Monday, May 2, 2011

Facebook: Fun -- but sells few cars

Despite the hype, social media such as Facebook, Twitter and YouTube do little to help dealers sell vehicles.

Just 3 percent of 4,005 new and used car buyers polled last summer said social media influenced their purchase decision, according to a survey by market researcher R.L. Polk & Co. and AutoTrader.com, a car shopping Web site.

"It's amazing that we put so much priority on social media when it's not making us a lot of money," said Kevin Frye, eCommerce director for the nine-store Jeff Wyler Automotive Family in Cincinnati.

Frye said he has experimented for four years with social media -- with little success turning that engagement into sales. He's sticking with it, but he's doubtful that direct vehicle sales will result.

Dealers across the country are racking their brains to understand what social media can do and how much money they should spend on it.

Many dealers say that social media are good for building relationships and awareness. Many add that that social media's role in auto sales is bound to grow, so dealers need to jump in.
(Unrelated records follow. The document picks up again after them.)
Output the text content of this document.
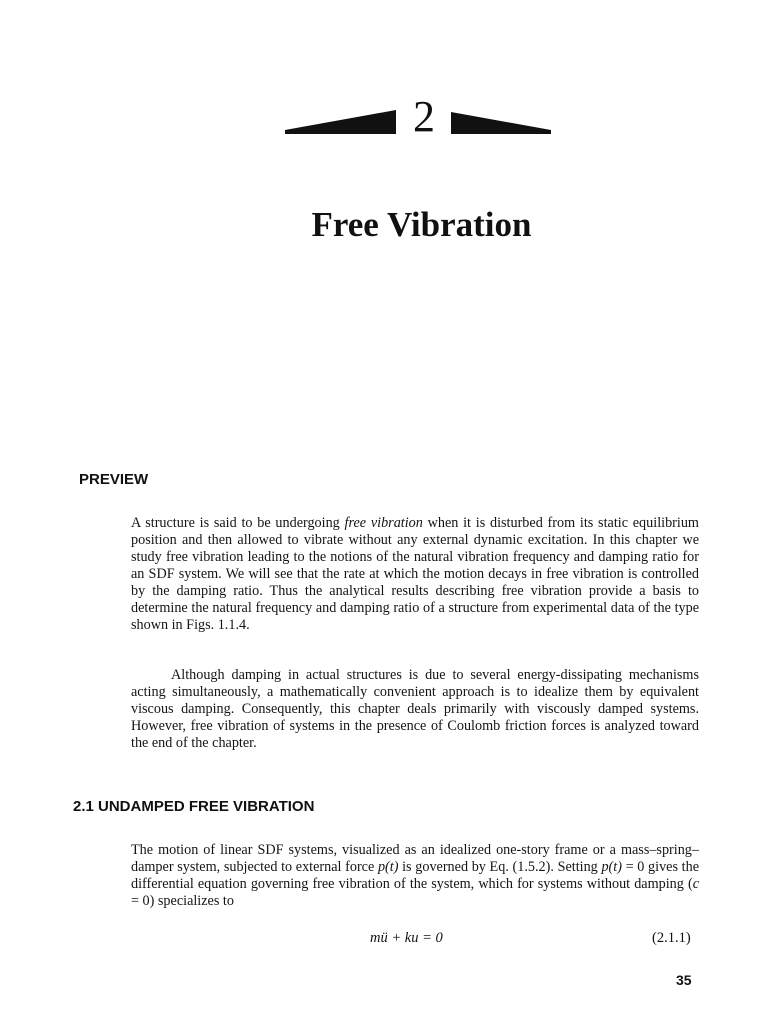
2
Free Vibration
PREVIEW

A structure is said to be undergoing free vibration when it is disturbed from its static equilibrium position and then allowed to vibrate without any external dynamic excitation. In this chapter we study free vibration leading to the notions of the natural vibration frequency and damping ratio for an SDF system. We will see that the rate at which the motion decays in free vibration is controlled by the damping ratio. Thus the analytical results describing free vibration provide a basis to determine the natural frequency and damping ratio of a structure from experimental data of the type shown in Figs. 1.1.4.

Although damping in actual structures is due to several energy-dissipating mechanisms acting simultaneously, a mathematically convenient approach is to idealize them by equivalent viscous damping. Consequently, this chapter deals primarily with viscously damped systems. However, free vibration of systems in the presence of Coulomb friction forces is analyzed toward the end of the chapter.

2.1 UNDAMPED FREE VIBRATION

The motion of linear SDF systems, visualized as an idealized one-story frame or a mass–spring–damper system, subjected to external force p(t) is governed by Eq. (1.5.2). Setting p(t) = 0 gives the differential equation governing free vibration of the system, which for systems without damping (c = 0) specializes to

mü + ku = 0	(2.1.1)
35
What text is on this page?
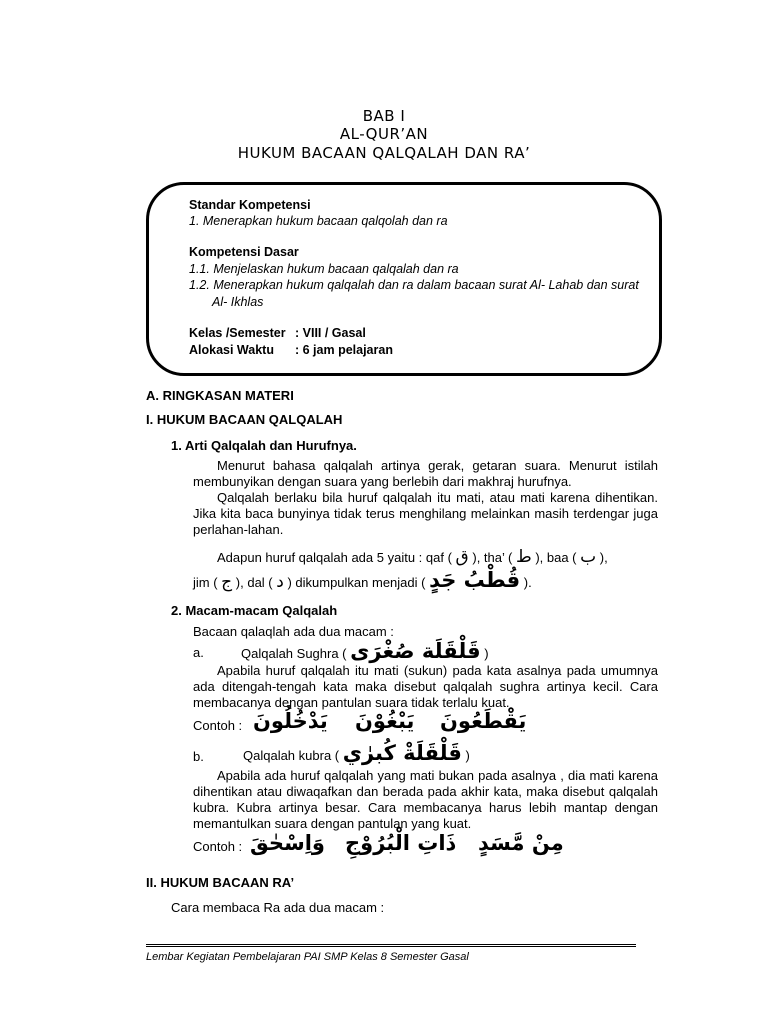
BAB I
AL-QUR’AN
HUKUM BACAAN QALQALAH DAN RA’
Standar Kompetensi
1. Menerapkan hukum bacaan qalqolah dan ra
Kompetensi Dasar
1.1. Menjelaskan hukum bacaan qalqalah dan ra
1.2. Menerapkan hukum qalqalah dan ra dalam bacaan surat Al- Lahab dan surat
Al- Ikhlas
Kelas /Semester : VIII / Gasal
Alokasi Waktu : 6 jam pelajaran
A. RINGKASAN MATERI
I. HUKUM BACAAN QALQALAH
1. Arti Qalqalah dan Hurufnya.
Menurut bahasa qalqalah artinya gerak, getaran suara. Menurut istilah membunyikan dengan suara yang berlebih dari makhraj hurufnya.
Qalqalah berlaku bila huruf qalqalah itu mati, atau mati karena dihentikan. Jika kita baca bunyinya tidak terus menghilang melainkan masih terdengar juga perlahan-lahan.
Adapun huruf qalqalah ada 5 yaitu : qaf ( ق ), tha’ ( ط ), baa ( ب ),
jim ( ج ), dal ( د ) dikumpulkan menjadi ( قُطْبُ جَدٍ ).
2. Macam-macam Qalqalah
Bacaan qalaqlah ada dua macam :
a.	Qalqalah Sughra ( قَلْقَلَة صُغْرَى )
Apabila huruf qalqalah itu mati (sukun) pada kata asalnya pada umumnya ada ditengah-tengah kata maka disebut qalqalah sughra artinya kecil. Cara membacanya dengan pantulan suara tidak terlalu kuat.
Contoh : يَدْخُلُونَ يَبْغُوْنَ يَقْطَعُونَ
b.	Qalqalah kubra ( قَلْقَلَةْ كُبرٰي )
Apabila ada huruf qalqalah yang mati bukan pada asalnya , dia mati karena dihentikan atau diwaqafkan dan berada pada akhir kata, maka disebut qalqalah kubra. Kubra artinya besar. Cara membacanya harus lebih mantap dengan memantulkan suara dengan pantulan yang kuat.
Contoh : وَاِسْحٰقَ ذَاتِ الْبُرُوْجِ مِنْ مَّسَدٍ
II. HUKUM BACAAN RA’
Cara membaca Ra ada dua macam :
Lembar Kegiatan Pembelajaran PAI SMP Kelas 8 Semester Gasal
On the social sites, dealers can post videos, pictures, blogs, answer questions and converse with customers on various topics.

And there are modest success stories: For A.J. Maida, director of digital marketing for Papa's Chrysler-Dodge-Jeep-Ram in New Britain, Conn., the returns on his time and money on social media have been good.

Maida said the dealership has been selling up to five vehicles per month from social media contacts since a year ago, when the store started posting more content on Facebook and other sites and monitoring those sites closely.

But five per month is still only 3 percent of his annual sales. Papa's, in the Hartford area since 1947, sold about 2,000 new and used vehicles in 2010, Maida said.

Depressingly small'

Evidence that few buyers are influenced by social media is buttressed by another study. Dataium, which monitors auto-shopping habits online, tracked 1.5 million auto shoppers by watching the Web sites that they visited. Of those shoppers, just 9,400 linked to a dealer Web site directly from a social media site.

Just six of those 9,400 shoppers sent a message to the dealer asking for a follow-up, said Jason Ezell, president and co-founder of Dataium.